Le Roi Mohammed VI a présidé, ce lundi, un Conseil des ministres, au cours duquel il a été procédé à l’examen des orientations générales du projet de Loi de finances rectificative 2020 et l’approbation de plusieurs projets de loi, d’un projet de décret et d’un ensemble d’accords internationaux.Ce projet de loi repose sur trois piliers. Il s’agit de l’accompagnement de la reprise progressive de l’activité économique, la préservation de l’emploi et l’accélération de la mise en œuvre des réformes de l’administration.

Concernant l’accompagnement de la reprise, l’accent sera mis sur la mise en œuvre, dans le cadre de conventions sectorielles, de mesures tenant compte des spécificités de chaque secteur, en relation avec l’ampleur de l’impact subi suite à la crise et du temps nécessaire à la reprise de l’activité, indique un communiqué du Cabinet royal publié à l’issue du Conseil.

Il s’agit d’allouer des fonds nécessaires « pour couvrir les risques des prêts garantis au profit de tous les segments d’entreprises, y compris les entreprises publiques ». A ce sujet, des conditions « avantageuses » seront appliquées à travers un taux d’intérêt maximum ne dépassant pas 3,5%, et un délai de remboursement de 7 ans, avec deux ans de grâce et une garantie de l’État variant entre 80% et 90% et pouvant atteindre 95% pour les très petites entreprises. L’objectif est également de promouvoir l’investissement public afin d’accélérer la redynamisation de l’économie nationale.

Concernant l’emploi dans le secteur privé, il sera procédé à la consécration des ressources du Fonds spécial de gestion de la pandémie du Coronavirus « pour continuer, jusqu’à la fin de l’année, à accompagner sur les plans, social et économique, les secteurs qui feront face à des difficultés même après la levée du confinement ».
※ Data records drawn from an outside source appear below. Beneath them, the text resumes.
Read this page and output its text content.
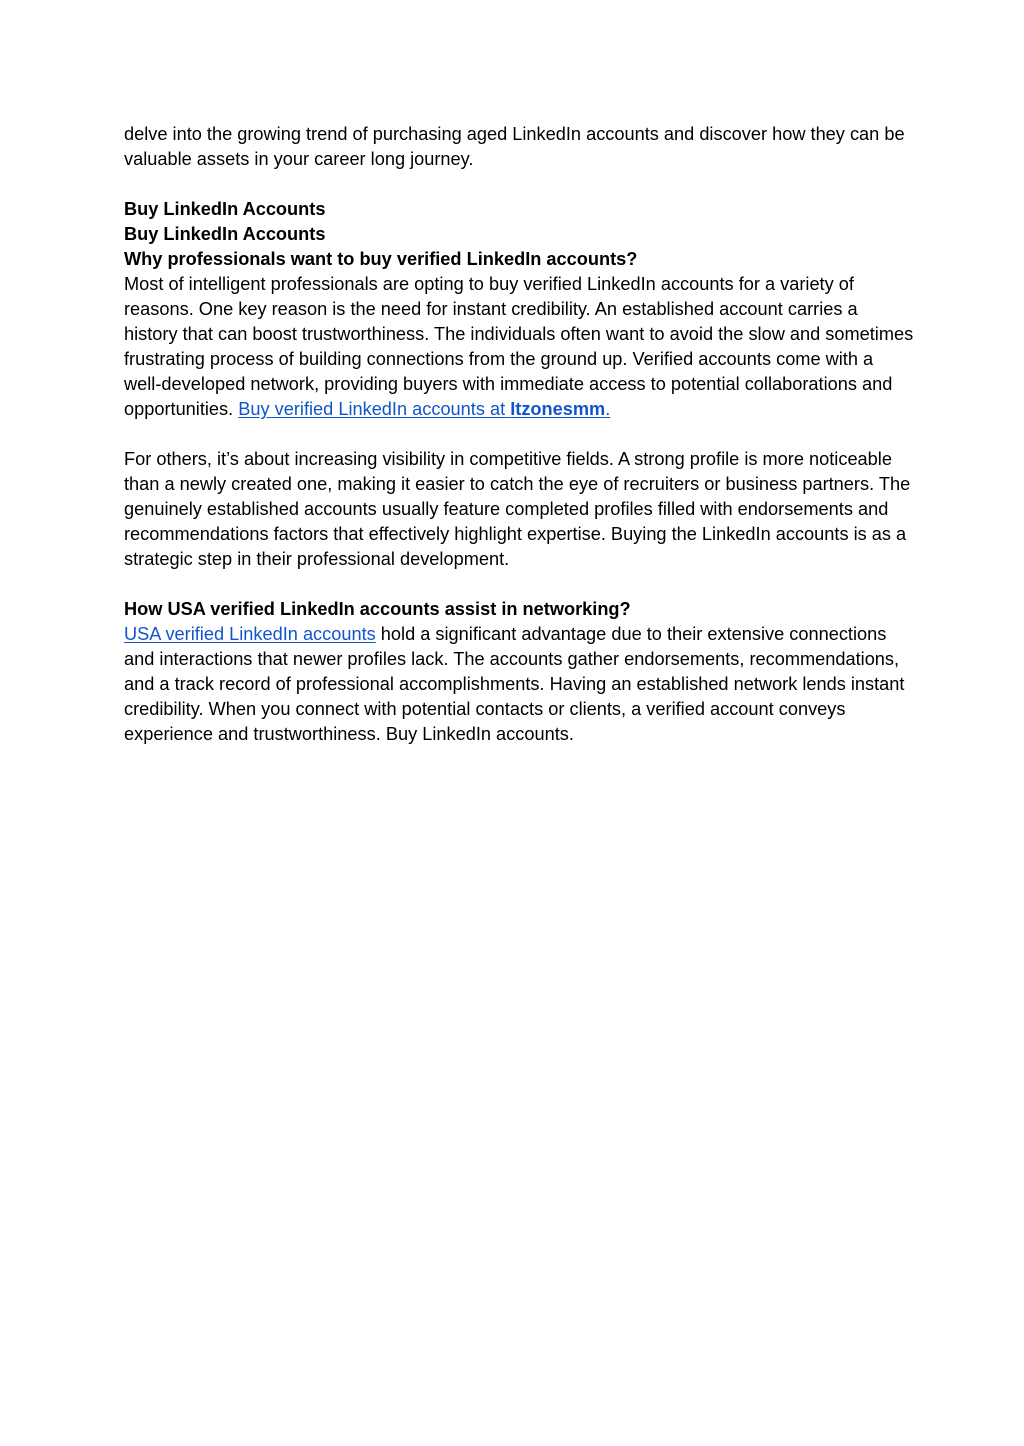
delve into the growing trend of purchasing aged LinkedIn accounts and discover how they can be valuable assets in your career long journey.

Buy LinkedIn Accounts

Buy LinkedIn Accounts

Why professionals want to buy verified LinkedIn accounts?

Most of intelligent professionals are opting to buy verified LinkedIn accounts for a variety of reasons. One key reason is the need for instant credibility. An established account carries a history that can boost trustworthiness. The individuals often want to avoid the slow and sometimes frustrating process of building connections from the ground up. Verified accounts come with a well-developed network, providing buyers with immediate access to potential collaborations and opportunities. Buy verified LinkedIn accounts at Itzonesmm.

For others, it’s about increasing visibility in competitive fields. A strong profile is more noticeable than a newly created one, making it easier to catch the eye of recruiters or business partners. The genuinely established accounts usually feature completed profiles filled with endorsements and recommendations factors that effectively highlight expertise. Buying the LinkedIn accounts is as a strategic step in their professional development.

How USA verified LinkedIn accounts assist in networking?

USA verified LinkedIn accounts hold a significant advantage due to their extensive connections and interactions that newer profiles lack. The accounts gather endorsements, recommendations, and a track record of professional accomplishments. Having an established network lends instant credibility. When you connect with potential contacts or clients, a verified account conveys experience and trustworthiness. Buy LinkedIn accounts.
Dans ce sillage, l’Etat va également accompagner les différents secteurs, dans un cadre contractuel, avec les acteurs économiques concernés, « en conditionnant l’appui à la reprise économique, à la préservation de plus de 80% des salariés déclarés à la Caisse nationale de Sécurité sociale (CNSS) et à la régularisation rapide de la situation des employés non déclarés ».

S’agissant du dernier pilier, il prévoit la mise en oeuvre des dispositions de la loi relative à la simplification des procédures et des formalités administratives, notamment celles relatives au respect des délais maximums pour répondre aux demandes d’investissement.

Il s’agit également de l’accélération de la mise en oeuvre de la Charte des services publics, la consécration de la transparence et de l’efficacité dans les services rendus aux citoyens et aux investisseurs, à travers l’appui à la transformation numérique de l’administration et la généralisation des services numériques, ainsi que l’accélération de la mise en oeuvre de la stratégie nationale d’inclusion financière, notamment à travers l’encouragement et la généralisation du paiement par téléphone mobile.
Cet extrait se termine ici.